Thickening and felsification of Archaean crust stabilised the geotherm allowing for dyke swarms in the late Archaean

Dyke swarms and sedimentary basins tend to appear in the late Archaean (Cawood et al., 2022), suggesting that the crust was cold and brittle enough to facilitate and preserve dyke swarms. However, the thermal and mechanical state of the Archaean lithosphere that facilitates extensive diking and fracturing remains unclear. 

Continental crust seems to have been relatively mafic in the Archaean (Dhuime at el., 2015, Hawkesworth and Jaupart, 2021), but over less than one billion years, it underwent internal differentiation largely driven by in-situ radiogenic heat production (Perry et al., 2006, Michaut and Jaupart, 2007). Magmatic rocks in greenstone belts show bimodal silica distribution (Kamber, 2015), and bulk crust was composed of ~30% felsic crust and ~70% depleted or dehydrated mafic crust (Hawkesworth and Jaupart, 2021). Tonalite-trondhjemite-granodiorites (TTGs) are consistent with internal differentiation, and are thought to have been produced via partial melting of hydrous metabasalts (Moyen and Martin, 2012). A preferred model of the Archaean lithosphere is to generate mafic crust until it was thick enough to melt and form TTGs and then to have a more felsic crust that ultimately stabilised sufficiently for dyke swarms. 
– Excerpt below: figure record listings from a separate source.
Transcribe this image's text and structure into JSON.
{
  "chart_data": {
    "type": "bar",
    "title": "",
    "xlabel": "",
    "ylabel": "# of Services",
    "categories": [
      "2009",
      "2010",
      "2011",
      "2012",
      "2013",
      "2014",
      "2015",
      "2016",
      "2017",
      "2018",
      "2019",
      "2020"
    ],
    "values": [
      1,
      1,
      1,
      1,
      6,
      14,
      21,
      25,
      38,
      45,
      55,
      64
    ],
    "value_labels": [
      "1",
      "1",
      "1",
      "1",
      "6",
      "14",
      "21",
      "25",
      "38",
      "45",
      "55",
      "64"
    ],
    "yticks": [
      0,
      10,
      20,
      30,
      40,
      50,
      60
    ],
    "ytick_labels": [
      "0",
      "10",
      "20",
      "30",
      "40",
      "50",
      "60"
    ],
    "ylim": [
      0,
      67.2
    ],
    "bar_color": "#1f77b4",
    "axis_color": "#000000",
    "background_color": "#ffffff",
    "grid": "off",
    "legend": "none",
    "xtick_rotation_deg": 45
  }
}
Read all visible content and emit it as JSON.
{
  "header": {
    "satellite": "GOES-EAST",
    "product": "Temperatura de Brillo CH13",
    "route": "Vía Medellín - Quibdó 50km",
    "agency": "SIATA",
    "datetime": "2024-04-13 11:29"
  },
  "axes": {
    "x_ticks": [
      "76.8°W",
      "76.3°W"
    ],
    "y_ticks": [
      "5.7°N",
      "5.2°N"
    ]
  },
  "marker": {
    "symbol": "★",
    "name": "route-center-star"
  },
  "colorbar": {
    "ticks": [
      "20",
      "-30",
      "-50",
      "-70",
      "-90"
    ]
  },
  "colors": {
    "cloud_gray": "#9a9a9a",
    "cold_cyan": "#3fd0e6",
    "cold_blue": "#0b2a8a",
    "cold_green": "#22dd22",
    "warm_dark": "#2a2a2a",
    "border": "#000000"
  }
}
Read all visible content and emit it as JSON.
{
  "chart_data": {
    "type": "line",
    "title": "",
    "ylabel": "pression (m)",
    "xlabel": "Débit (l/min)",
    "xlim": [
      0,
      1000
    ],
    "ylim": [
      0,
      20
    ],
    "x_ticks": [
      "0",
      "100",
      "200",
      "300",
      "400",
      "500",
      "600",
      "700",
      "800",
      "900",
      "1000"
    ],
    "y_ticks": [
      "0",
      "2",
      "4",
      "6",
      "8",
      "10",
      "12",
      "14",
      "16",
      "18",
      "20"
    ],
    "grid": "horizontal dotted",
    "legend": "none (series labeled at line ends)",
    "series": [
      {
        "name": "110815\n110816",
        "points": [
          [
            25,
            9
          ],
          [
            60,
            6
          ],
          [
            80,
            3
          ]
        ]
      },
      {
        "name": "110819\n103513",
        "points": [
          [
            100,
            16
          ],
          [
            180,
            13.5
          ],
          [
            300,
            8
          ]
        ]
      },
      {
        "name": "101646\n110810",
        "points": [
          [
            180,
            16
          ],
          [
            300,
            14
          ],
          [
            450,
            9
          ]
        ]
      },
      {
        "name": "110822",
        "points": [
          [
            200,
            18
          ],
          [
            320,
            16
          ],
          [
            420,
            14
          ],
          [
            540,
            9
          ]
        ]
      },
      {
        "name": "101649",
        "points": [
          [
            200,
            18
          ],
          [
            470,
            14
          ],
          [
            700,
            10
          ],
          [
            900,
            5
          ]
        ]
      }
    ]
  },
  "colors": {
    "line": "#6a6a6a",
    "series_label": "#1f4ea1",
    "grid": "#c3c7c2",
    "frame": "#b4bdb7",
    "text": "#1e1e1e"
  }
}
Here, we test the hypothesis that thickening and internal differentiation (felsification) of Archaean crust led to major cooling of the lithosphere allowing dyke swarms to be a feature of the late Archaean. We calculate thermal profiles for the Archaean lithosphere for different scenarios of internal differentiation between 3.5−2.5 Ga that are consistent with present-day observations (e.g., Michaut and Jaupart, 2007). These thermal profiles are then used to investigate melt transport in the lithosphere using a two-phase flow model that incorporates a new poro-viscoelastic–viscoplastic theory with a free surface (Li et al., 2023, Pusok et al., 2025), designed and validated as a consistent means to model dykes. Results show that a warmer, weaker crust facilitates formation of sills and smaller dikes, while a cold, brittle crust facilitates formation of larger dykes. Our results suggest that dyke swarms are evidence for a cooling geotherm and strengthening of crust, and that crustal differentiation was a necessary condition for crustal stability of Archean provinces. This threshold for dyke swarm formation could have implications for the onset of widespread subduction and plate tectonics.

References

Cawood et al. (2022) Rev. Geophys. DOI:10.1029/2022RG000789

Dhuime at el. (2015), Nat. Geosci. DOI:10.1038/ngeo2466

Hawkesworth and Jaupart (2021), EPSL DOI:10.1016/j.epsl.2021.117091

Kamber (2015), Precam. Res. DOI:10.1016/j.precamres.2014.12.007

Li et al. (2023), GJI DOI:10.1093/gji/ggad173

Moyen and Martin (2012), Lithos DOI:10.1016/j.lithos.2012.06.010

Michaut and Jaupart (2007), EPSL DOI:10.1016/j.epsl.2007.02.019

Perry et al. (2006), JGR DOI:10.1029/2005JB003893

Pusok et al. (2025), GRL DOI:10.1029/2025GL115228